Terdapat pemahaman para pihak yang merasa aman dan merasa perkawinannya telah diakui oleh negara, karena status perkawinannya dimuat dalam kartu keluarga. Hal inilah yang akhirnya menjadi motivasi untuk menunda-nunda pengajuan pengesahan perkawinan di Pengadilan.
Ketika sebagian masyarakat yang pernikahannya tidak tercatat merasa aman dan merasa perkawinannya telah diakui oleh negara, karena diakomodir dalam kartu keluarga, maka ancaman selanjutnya tentunya akan terjadinya peningkatan nikah tidak tercatat yang baru dan akan terus bertambah.
Hal ini, juga akan menjadi salah satu hambatan baru dalam program sosialisasi perkawinan tercatat yang digadang kementerian dan lembaga lain, seperti Kementerian Agama dan Mahkamah Agung (melalui sidang terpadu Isbat Nikah), yang gencar mensosialisasikan kewajiban pencatatan perkawinan demi kepastian hukum.
3. Menurunkan Nilai Sakral Perkawinan
Secara filosofis, perkawinan dalam Islam dikenal sebagai mitsaqan ghalizhan (perjanjian yang agung dan kokoh). Kewajiban Pencatatannya oleh Negara justru untuk memperkuat posisi perkawinan sebagai mitsaqan ghalizhan (perjanjian yang agung dan kokoh) menjadi peristiwa hukum yang dilindugi negara karena mengandung konsekuensi hak dan kewajiban hukum suami dan istri yang patut dilindungi.
Kebijakan Dukcapil yang membolehkan pencatatan status belum tercatat, tanpa disertai sanksi atau kewajiban untuk segera mencatatkan secara sah, secara implisit mendegradasi nilai mulia perkawinan, seakan-akan hanya menjadi urusan administrasi, dan bukan lagi sebagai perjanjian mulia yang wajib dilindungi hukum negara.
Kesimpulan
Kolom kawin belum tercatat dan cerai belum tercatat pada dokumen kependudukan, meskipun memiliki niat baik untuk perlindungan perempuan dan anak dan penertiban data kependudukan, pada hakikatnya dari perspektif kesadaran hukum (legal consciousness) justru merupakan langkah mundur dalam upaya penegakan rule of law dan penertiban administrasi perkawinan di Indonesia.

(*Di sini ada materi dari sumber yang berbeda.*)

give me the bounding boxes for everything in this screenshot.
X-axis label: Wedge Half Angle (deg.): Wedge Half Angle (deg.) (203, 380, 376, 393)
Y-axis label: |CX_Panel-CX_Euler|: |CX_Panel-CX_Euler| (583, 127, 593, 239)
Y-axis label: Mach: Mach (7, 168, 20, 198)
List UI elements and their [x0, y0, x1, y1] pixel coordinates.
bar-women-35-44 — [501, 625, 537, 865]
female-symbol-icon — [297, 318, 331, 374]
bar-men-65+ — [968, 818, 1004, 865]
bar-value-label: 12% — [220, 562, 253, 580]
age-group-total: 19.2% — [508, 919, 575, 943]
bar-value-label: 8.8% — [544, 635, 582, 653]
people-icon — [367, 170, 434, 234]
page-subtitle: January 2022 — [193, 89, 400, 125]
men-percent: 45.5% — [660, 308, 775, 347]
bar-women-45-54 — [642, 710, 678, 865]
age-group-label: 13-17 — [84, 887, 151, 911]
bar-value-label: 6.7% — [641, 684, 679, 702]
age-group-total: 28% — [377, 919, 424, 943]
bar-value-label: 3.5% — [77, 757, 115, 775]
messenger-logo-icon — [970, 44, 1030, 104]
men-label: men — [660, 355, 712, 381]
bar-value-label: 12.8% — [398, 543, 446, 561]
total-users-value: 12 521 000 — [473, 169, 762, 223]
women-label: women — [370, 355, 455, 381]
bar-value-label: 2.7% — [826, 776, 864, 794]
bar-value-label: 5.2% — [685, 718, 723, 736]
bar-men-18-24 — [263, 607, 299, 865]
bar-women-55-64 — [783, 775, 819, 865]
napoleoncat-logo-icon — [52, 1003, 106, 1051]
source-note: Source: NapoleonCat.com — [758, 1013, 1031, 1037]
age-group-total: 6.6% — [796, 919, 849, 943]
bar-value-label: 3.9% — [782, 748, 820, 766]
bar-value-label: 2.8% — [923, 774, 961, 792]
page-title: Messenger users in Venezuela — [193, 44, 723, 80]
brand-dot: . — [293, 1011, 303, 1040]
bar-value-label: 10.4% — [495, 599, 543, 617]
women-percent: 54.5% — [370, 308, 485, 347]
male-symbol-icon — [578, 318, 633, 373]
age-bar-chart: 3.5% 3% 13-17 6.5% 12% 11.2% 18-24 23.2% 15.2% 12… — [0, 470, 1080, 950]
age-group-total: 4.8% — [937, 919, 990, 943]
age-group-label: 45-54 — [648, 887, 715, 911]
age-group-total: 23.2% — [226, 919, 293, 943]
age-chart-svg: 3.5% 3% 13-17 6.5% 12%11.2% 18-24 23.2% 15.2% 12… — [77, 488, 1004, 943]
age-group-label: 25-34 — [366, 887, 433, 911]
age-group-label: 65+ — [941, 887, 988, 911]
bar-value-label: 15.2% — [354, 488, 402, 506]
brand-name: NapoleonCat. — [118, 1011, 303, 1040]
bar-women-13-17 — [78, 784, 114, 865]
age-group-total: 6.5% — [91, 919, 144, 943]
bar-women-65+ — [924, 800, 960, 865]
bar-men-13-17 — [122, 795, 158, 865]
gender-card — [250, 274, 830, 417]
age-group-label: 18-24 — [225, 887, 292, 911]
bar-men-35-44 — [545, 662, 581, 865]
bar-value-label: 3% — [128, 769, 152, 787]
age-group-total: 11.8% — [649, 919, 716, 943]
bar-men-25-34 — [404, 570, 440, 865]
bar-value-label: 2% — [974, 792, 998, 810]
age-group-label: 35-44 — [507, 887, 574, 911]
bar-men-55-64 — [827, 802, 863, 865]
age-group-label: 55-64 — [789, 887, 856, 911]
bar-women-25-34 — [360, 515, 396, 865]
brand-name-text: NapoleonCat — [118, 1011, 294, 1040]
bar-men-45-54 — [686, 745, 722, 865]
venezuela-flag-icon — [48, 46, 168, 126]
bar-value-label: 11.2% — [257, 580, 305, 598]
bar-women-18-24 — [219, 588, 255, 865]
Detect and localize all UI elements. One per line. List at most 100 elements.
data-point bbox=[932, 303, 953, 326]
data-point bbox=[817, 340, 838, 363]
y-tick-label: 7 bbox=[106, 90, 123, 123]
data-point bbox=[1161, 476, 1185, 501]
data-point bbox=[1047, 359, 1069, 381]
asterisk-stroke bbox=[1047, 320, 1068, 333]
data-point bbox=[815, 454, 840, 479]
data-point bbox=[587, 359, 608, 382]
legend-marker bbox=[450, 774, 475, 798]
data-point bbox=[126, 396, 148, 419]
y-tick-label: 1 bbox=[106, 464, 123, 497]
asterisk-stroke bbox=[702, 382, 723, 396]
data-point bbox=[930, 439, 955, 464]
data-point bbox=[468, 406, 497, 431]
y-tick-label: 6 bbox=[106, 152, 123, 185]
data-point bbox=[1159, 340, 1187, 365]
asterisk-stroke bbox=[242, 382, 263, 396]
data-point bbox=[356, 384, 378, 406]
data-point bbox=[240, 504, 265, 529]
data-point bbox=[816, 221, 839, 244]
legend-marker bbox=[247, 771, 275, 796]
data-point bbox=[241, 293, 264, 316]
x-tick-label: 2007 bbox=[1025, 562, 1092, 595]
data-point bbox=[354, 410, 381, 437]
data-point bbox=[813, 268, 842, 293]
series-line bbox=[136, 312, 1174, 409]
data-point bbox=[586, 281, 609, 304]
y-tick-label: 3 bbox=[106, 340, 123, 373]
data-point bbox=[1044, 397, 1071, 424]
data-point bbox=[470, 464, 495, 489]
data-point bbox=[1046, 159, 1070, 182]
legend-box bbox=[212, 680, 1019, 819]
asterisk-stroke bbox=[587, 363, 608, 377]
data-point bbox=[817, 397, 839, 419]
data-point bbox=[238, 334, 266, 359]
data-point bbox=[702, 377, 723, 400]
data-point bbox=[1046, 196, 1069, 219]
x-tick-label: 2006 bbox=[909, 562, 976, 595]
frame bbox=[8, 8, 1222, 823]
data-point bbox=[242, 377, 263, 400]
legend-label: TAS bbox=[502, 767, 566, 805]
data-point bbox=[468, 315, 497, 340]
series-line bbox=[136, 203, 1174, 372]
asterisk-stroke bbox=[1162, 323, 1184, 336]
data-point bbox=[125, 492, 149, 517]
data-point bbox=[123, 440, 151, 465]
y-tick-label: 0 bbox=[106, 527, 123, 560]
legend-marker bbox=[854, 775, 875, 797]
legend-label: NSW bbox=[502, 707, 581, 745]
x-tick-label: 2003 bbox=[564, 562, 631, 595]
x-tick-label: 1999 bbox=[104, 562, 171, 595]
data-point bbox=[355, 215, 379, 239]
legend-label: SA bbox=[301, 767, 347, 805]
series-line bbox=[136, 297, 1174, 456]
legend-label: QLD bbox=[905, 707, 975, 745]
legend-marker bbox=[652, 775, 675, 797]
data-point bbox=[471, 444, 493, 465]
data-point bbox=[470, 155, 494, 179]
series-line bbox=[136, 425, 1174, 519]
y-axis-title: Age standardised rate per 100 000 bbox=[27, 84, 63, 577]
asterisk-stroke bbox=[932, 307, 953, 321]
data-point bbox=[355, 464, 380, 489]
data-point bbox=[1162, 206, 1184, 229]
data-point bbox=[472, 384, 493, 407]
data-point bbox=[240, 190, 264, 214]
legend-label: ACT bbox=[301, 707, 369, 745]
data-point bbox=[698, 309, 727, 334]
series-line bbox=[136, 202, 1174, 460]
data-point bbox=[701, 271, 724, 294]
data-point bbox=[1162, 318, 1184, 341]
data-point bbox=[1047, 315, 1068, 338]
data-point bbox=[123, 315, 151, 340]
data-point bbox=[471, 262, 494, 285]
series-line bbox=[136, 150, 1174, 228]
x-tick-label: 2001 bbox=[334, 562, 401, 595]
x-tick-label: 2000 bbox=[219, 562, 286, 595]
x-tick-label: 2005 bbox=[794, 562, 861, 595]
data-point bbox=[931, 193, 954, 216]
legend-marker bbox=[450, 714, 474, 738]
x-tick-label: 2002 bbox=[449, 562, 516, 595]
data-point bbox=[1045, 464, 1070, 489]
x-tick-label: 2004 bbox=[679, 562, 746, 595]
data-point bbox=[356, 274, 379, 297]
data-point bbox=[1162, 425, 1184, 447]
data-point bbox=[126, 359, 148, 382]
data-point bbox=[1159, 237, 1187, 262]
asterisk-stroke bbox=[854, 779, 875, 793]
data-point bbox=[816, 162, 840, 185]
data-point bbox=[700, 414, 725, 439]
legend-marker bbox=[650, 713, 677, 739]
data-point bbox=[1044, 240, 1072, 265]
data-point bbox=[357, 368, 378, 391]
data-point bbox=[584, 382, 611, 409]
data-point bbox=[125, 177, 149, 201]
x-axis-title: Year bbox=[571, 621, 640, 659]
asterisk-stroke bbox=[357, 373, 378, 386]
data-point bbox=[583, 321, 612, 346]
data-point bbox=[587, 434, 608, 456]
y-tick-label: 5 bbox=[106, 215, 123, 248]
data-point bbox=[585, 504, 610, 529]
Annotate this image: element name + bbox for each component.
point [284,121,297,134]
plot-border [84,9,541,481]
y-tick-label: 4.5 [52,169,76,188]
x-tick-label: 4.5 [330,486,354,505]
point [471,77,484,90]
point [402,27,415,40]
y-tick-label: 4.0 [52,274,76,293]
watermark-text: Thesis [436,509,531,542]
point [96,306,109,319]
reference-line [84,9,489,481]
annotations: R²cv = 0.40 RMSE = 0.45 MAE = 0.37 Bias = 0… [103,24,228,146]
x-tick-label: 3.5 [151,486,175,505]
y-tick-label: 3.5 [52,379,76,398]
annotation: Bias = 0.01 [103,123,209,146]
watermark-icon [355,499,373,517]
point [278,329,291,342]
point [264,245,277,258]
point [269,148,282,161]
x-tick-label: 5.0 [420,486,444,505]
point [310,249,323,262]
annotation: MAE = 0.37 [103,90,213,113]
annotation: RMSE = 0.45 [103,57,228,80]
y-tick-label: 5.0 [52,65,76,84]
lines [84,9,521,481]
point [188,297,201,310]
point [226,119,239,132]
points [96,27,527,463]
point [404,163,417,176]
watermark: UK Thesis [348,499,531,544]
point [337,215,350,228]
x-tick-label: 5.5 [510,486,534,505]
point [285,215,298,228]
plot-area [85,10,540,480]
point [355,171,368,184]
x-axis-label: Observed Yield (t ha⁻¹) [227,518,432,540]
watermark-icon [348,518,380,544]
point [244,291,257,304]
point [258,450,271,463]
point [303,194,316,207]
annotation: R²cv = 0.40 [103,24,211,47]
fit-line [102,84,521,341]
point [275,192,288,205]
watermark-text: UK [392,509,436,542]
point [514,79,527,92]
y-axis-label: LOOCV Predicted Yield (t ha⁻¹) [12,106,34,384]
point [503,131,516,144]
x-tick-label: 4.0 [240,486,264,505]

Tindakan ini mengancam penurunan kesadaran hukum masyarakat, menciptakan disharmonisasi peraturan, dan melunturkan nilai kepatuhan terhadap Undang-Undang Perkawinan.
Oleh karena itu, penulis berpendapat, perkawinan yang tidak tercatat (yang berarti belum menjadi perbuatan/peristiwa hukum yang dilindungi secara penuh) tidak patut diberi ruang untuk dicatatkan dalam dokumen kependudukan resmi, seperti Kartu Keluarga dan KTP sebagai status yang dilegitimasi secara administratif.